Agent Jay Schwartz told The Associated Press Stockwell died of natural causes at home Sunday.
Stockwell started his acting as a child actor with Metro-Goldwyn-Mayer studios. His first major movie role came in 1945 when he starred alongside Frank Sinatra and Gene Kelly in the Oscar-winning musical “Anchors Aweigh.” From that point on, he continued to star in movie roles throughout the ‘40s and ‘50s
Toward the 1960s Stockwell began to land appearances in several NBC TV series including “Wagon Train,” “The Dick Powell Theater” and “Dr. Kildare.”
In the mid-60s, Stockwell dropped out of Hollywood and became a regular presence at the hippie enclave of Topanga Canyon. After the encouragement of Dennis Hopper, Stockwell wrote a screenplay that never got produced but inspired Neil Young’s 1970 album “After the Gold Rush,” which took its name from Stockwell’s script. Stockwell, longtime friends with Young, later co-directed and starred with Young on 1982′s “Human Highway.” Stockwell also designed the cover of Young’s 1977 album “American Stars ’N Bars.”
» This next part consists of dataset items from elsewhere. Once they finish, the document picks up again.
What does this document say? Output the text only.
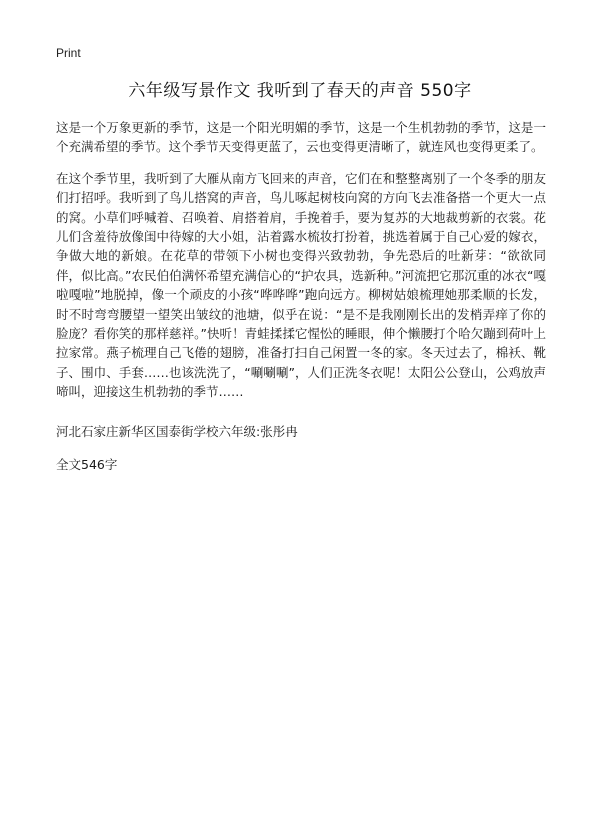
Print
六年级写景作文 我听到了春天的声音 550字

这是一个万象更新的季节，这是一个阳光明媚的季节，这是一个生机勃勃的季节，这是一个充满希望的季节。这个季节天变得更蓝了，云也变得更清晰了，就连风也变得更柔了。

在这个季节里，我听到了大雁从南方飞回来的声音，它们在和整整离别了一个冬季的朋友们打招呼。我听到了鸟儿搭窝的声音，鸟儿啄起树枝向窝的方向飞去准备搭一个更大一点的窝。小草们呼喊着、召唤着、肩搭着肩，手挽着手，要为复苏的大地裁剪新的衣裳。花儿们含羞待放像闺中待嫁的大小姐，沾着露水梳妆打扮着，挑选着属于自己心爱的嫁衣，争做大地的新娘。在花草的带领下小树也变得兴致勃勃，争先恐后的吐新芽：“欲欲同伴，似比高。”农民伯伯满怀希望充满信心的“护农具，选新种。”河流把它那沉重的冰衣“嘎啦嘎啦”地脱掉，像一个顽皮的小孩“哗哗哗”跑向远方。柳树姑娘梳理她那柔顺的长发，时不时弯弯腰望一望笑出皱纹的池塘，似乎在说：“是不是我刚刚长出的发梢弄痒了你的脸庞？看你笑的那样慈祥。”快听！青蛙揉揉它惺忪的睡眼，伸个懒腰打个哈欠蹦到荷叶上拉家常。燕子梳理自己飞倦的翅膀，准备打扫自己闲置一冬的家。冬天过去了，棉袄、靴子、围巾、手套……也该洗洗了，“唰唰唰”，人们正洗冬衣呢！太阳公公登山，公鸡放声啼叫，迎接这生机勃勃的季节……

河北石家庄新华区国泰街学校六年级:张彤冉

全文546字
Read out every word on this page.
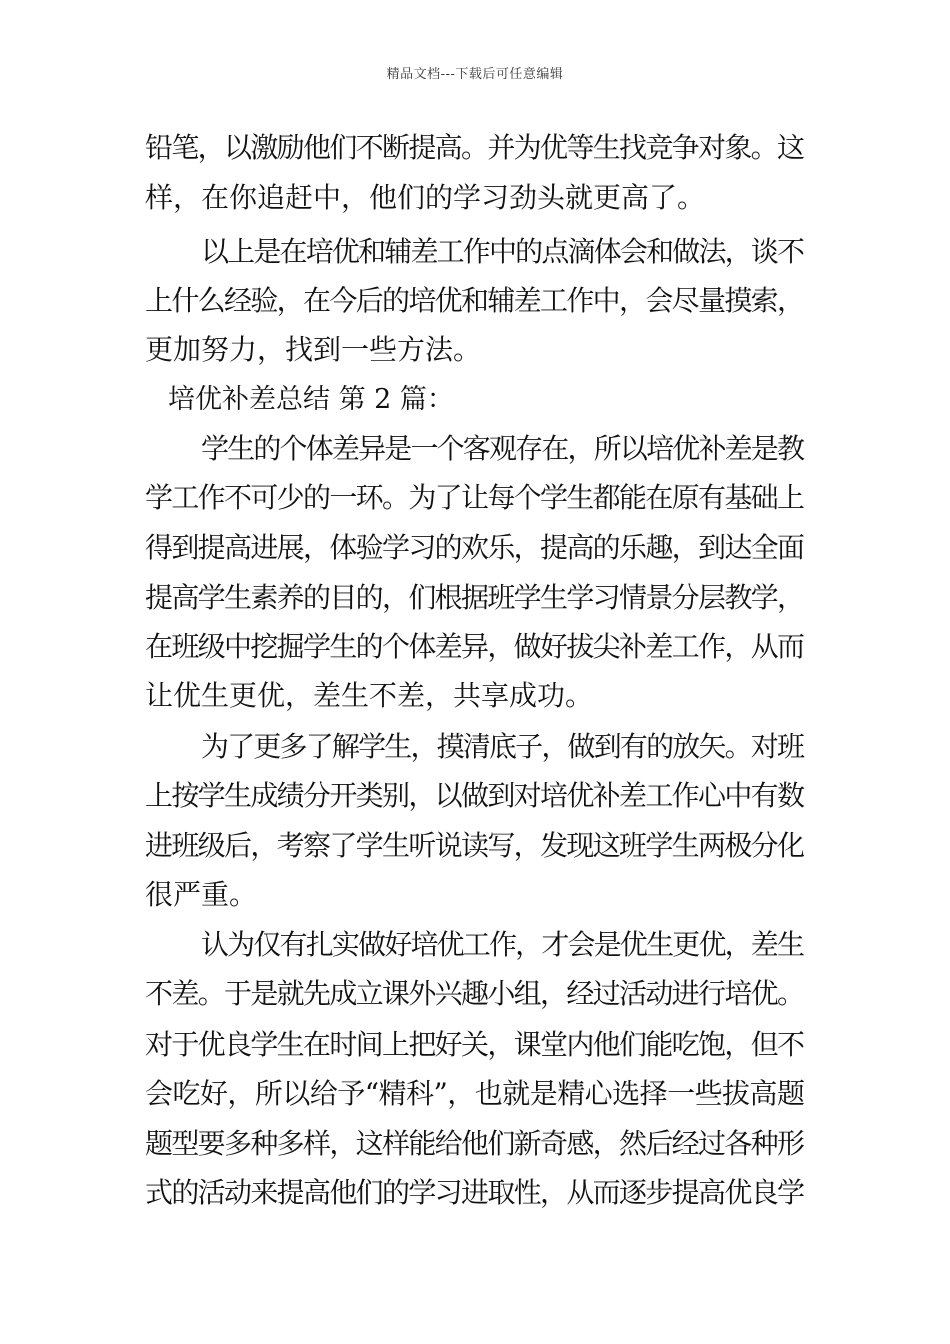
精品文档---下载后可任意编辑
铅笔，以激励他们不断提高。并为优等生找竞争对象。这
样，在你追赶中，他们的学习劲头就更高了。
以上是在培优和辅差工作中的点滴体会和做法，谈不
上什么经验，在今后的培优和辅差工作中，会尽量摸索，
更加努力，找到一些方法。
培优补差总结 第 2 篇：
学生的个体差异是一个客观存在，所以培优补差是教
学工作不可少的一环。为了让每个学生都能在原有基础上
得到提高进展，体验学习的欢乐，提高的乐趣，到达全面
提高学生素养的目的，们根据班学生学习情景分层教学，
在班级中挖掘学生的个体差异，做好拔尖补差工作，从而
让优生更优，差生不差，共享成功。
为了更多了解学生，摸清底子，做到有的放矢。对班
上按学生成绩分开类别，以做到对培优补差工作心中有数
进班级后，考察了学生听说读写，发现这班学生两极分化
很严重。
认为仅有扎实做好培优工作，才会是优生更优，差生
不差。于是就先成立课外兴趣小组，经过活动进行培优。
对于优良学生在时间上把好关，课堂内他们能吃饱，但不
会吃好，所以给予“精科”，也就是精心选择一些拔高题
题型要多种多样，这样能给他们新奇感，然后经过各种形
式的活动来提高他们的学习进取性，从而逐步提高优良学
The Emmy-nominated actor returned to the screen as his career oscillated from TV to movie roles before landing his major TV role in “Quantum Leap” which lasted for five seasons. The science-fiction series first landed on the small screen in 1989 as it followed physicist Sam Beckett, played by Scott Bakula, as he time traveled with Stockwell’s sidekick character to fix historical mistakes.
“Quantum Leap” won six primetime Emmy awards before the show came to an end in 1993. Stockwell was nominated several times for outstanding supporting actor for his role in “Quantum” and was also nominated for an Oscar for his comic mafia kingpin character in “Married to the Mob.”
In the 2000s Stockwell continued his career in the sci-fi genre by joining the cast of “Battlestar Galactica” as antagonist John Cavil.
In 2014 he joined his “Quantum Leap” co-star Bakula once more on the set of “NCIS: New Orleans” before taking on his last movie in the 2015 film “Entertainment.”
Many members of the Hollywood community sent their condolences to the actor whose career spanned for nearly 70 years.
“Too Close for Comfort” actress Lydia Cornell remembered him as an “amazing actor.”
“Rest in Peace Dean Stockwell. What an amazing actor. He always had a mischevious (sic) glint of humor in his eyes. I was honored to work with him in the pilot for ‘Quantum Leap’ at @NBCUniversal along with Scott Bakula,” she wrote.
”Battlestar Galactica” star Edward Olmos wrote: “A true giant of a human being has passed. I was so fortunate to have worked with him on Miami Vice and Battlestar. I will cherish the years we spent together. He was a gift to all who truly knew him.”
Stockwell is survived by his wife, Joy, and their two children, Austin Stockwell and Sophie Stockwell.